I also spoke with Matt and it turned out that we cannot use option (b) because ITF observations might have program codes, but they don't have reference fields.

This leaves us with option one: adding an input-boolean type of options that will provide the context. In this way:

I believe that this should work.

stevechesley commented 4 months ago

So for MPC-published obs80 data, we just need to maintain a list of obscodes that have program codes, which is already implemented as programCodeSites in packUtil.py, but probably needs to be updated.

Yes, we could add an option --unpublished to mpc80coltoxml.py, which would force col 14 to be treated as a note. But only if it is in [A..Za..z]? Or just always put it in notes no matter what the (non-blank) value of col 14?

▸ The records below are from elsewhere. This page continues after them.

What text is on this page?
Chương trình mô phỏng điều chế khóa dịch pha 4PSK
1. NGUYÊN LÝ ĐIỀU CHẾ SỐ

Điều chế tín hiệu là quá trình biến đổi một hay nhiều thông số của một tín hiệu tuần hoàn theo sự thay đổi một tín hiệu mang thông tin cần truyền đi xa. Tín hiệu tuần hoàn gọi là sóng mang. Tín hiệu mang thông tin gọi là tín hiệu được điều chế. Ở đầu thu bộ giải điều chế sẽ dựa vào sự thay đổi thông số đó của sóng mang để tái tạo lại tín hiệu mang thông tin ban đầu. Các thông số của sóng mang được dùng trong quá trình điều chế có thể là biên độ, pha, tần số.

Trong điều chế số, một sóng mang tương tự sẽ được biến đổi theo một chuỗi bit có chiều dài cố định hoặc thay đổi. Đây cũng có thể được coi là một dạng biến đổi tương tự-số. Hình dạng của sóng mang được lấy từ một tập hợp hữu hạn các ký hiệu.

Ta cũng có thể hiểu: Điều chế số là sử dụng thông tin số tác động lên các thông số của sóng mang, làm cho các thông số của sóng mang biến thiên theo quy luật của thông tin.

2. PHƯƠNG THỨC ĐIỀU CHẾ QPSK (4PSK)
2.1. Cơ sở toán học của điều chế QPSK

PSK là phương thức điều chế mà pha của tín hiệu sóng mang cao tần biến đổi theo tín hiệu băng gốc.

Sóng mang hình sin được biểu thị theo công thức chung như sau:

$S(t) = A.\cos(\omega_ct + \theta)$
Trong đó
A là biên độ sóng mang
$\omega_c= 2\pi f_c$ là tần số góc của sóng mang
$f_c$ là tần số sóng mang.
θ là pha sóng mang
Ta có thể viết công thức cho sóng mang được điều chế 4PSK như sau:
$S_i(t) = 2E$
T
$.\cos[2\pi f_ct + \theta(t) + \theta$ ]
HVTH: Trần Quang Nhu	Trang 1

And what about the situation mentioned over in PR #53: If the status of an obscode flipped from not having program codes to having program codes then before the switch col 14 is to be treated as a note and after it is to be treated as a program code. So we need a date for each obscode to know what to do...

I'm starting to doubt whether it is worthwhile to try so hard for a perfect mapping of col 14. How about we do the simple thing of putting it in prog if stn is in programCodeSites and put it in notes otherwise?

federicaspoto commented 4 months ago

I'm starting to doubt whether it is worthwhile to try so hard for a perfect mapping of col 14. How about we do the simple thing of putting it in prog if stn is in programCodeSites and put it in notes otherwise?

It depends how people would use this code. If they use it for submitting XML data to us, that might be a problem. Because in that case they might want to submit things with the note, but the XML would only have the prog field.

stevechesley commented 4 months ago

This is (mostly) resolved with PR #53. The current approach for converting obs80 (non-blank) column 14 to XML is as follows:

This approach does have the limitations discussed above. It also means that programCodeSites and validNotes need to be occasionally synced to the MPC pages. An alternate approach could be to use the JSON form of this (new) table to better discern whether col14 is an allowed program code. But this would likely require much more frequent synchronization between ADES and the MPC.